3.2. Gene Expression Quantification and Analysis of Differentially Expressed Genes (DEGs)
We mapped clean reads to gene sequences and used RSEM software to calculate the gene amount of each sample. In order to explore the gene expression pattern of the yellow drum under salinity fluctuation, we compared the number of DEGs in five treatment groups. Compared to the control (25 psu), 907 (471 up- and 436 down-regulated), 1109 (498 up- and 611 down-regulated), 1309 (627 up- and 682 down-regulated), 18 (7 up- and 11 down-regulated), and 243 (141 up- and 102 down-regulated) DEGs were obtained under 10, 15, 20, 30, and 35 psu salinities, respectively. We constructed a cluster heat map to show the expression of the DEGs in different samples (Figure 1).

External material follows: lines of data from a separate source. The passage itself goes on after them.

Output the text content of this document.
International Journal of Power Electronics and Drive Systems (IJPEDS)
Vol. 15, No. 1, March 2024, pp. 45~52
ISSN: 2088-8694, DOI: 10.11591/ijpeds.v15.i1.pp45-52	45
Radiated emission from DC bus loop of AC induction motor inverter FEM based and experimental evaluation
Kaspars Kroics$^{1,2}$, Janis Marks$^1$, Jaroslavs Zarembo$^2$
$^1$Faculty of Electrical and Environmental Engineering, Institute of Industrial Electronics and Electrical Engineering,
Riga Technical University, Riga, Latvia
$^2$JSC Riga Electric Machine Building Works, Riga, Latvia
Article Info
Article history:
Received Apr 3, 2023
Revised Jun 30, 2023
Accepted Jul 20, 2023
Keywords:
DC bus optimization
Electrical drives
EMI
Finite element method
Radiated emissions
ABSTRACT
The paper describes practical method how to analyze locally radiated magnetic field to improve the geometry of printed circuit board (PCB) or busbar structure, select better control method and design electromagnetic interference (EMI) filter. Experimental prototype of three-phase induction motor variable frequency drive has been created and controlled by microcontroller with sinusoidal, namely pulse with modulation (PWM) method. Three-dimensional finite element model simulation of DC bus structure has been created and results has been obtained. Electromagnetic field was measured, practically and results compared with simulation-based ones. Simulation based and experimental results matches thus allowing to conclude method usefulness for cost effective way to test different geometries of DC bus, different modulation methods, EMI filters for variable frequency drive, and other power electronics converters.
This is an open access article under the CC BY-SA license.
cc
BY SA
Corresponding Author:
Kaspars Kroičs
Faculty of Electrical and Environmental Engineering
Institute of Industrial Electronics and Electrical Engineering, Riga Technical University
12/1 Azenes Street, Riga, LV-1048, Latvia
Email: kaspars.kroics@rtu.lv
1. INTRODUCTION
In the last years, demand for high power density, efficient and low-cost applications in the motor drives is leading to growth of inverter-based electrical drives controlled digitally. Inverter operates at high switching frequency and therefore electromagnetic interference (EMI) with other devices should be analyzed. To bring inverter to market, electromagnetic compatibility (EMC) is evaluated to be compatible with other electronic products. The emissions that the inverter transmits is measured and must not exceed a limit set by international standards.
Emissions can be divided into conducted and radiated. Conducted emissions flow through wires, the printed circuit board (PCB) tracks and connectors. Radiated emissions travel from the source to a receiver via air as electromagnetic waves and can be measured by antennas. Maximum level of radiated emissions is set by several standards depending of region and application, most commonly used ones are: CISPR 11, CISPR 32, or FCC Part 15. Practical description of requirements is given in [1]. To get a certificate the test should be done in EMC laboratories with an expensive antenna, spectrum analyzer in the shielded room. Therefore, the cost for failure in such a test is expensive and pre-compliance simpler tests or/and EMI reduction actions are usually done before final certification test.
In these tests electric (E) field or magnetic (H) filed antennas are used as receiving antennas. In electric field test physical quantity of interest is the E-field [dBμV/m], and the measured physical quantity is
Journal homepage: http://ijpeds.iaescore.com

3.3. Tendency Analysis of DEGs
To explore the expression pattern of the DEGs in the process of salinity fluctuation, we conducted tendency analysis based on the expression quantity data of all DEGs. The results showed that all DEGs under salinity fluctuation were mainly divided into three expression trends (Profiles 14, 17, and 19). In addition, we performed GO enrichment analysis to understand the main functions of the genes in the three trends (Figure 2).
3.4. GO Terms and KEGG Pathways Enrichment Analysis of DEGs
To explore the function of genes that may be related to the response of the yellow drum to salinity fluctuations, we conducted GO and KEGG pathway enrichment analyses for the DEGs of five treatment groups. The results showed that the main GO terms for the DEGs included binding (GO:0005488), cellular processes (GO:0009987), metabolic processes (GO:0008152), and catalytic activity (GO:0003824) (Figure 3).
The KEGG pathway enrichment analysis provided valuable information for the study of specific cellular processes, environmental information processing, genetic information processing, and the metabolism organismal systems of the yellow drum under salinity fluctuations. With an increase in salinity, the DEGs were enriched in 308, 410, 483, 4, and 90 different pathways at 10, 15, 20, 30, and 35 psu, respectively. Notably, the 3, 6, and 11 pathways (Q < 0.05) were significantly enriched at 10, 15, and 20 psu, respectively, while no significant enrichment pathways were found in the 30 and 35 psu. The results are shown in Figure 4.
3.5. Validation of Transcriptomic Data via qRT-PCR
A total of eight DEGs were randomly selected for the qRT-PCR experiment on 18 cDNA templates. The melting curve analysis showed that a single product was amplified for all of the tested genes, indicating that the transcriptome assembly was largely accurate. The relative expression levels of the eight genes in the five treatment groups compared to the control group are shown in Figure 5. The results showed that all of the tested genes were consistent with the expression patterns of the transcriptome analysis, with only slight differences in the expression levels. In general, the results of the qRT-PCR experiment confirms that the results of the RNA-Seq expression analysis are reliable and accurate.
4. Discussion
In the process of long-term evolution, to adapt the adverse effects of salinity changes, euryhaline fish have developed some highly conservative physiological mechanisms so that their internal osmotic pressure can quickly keep balance with the ambient environment [6]. Transcriptome analysis via high-throughput sequencing technologies has been accepted as a robust approach to assess transcriptional response to different salinity conditions [35]. Therefore, transcriptome analysis can provide theoretical guidance for the selection of the optimal salinity in aquaculture.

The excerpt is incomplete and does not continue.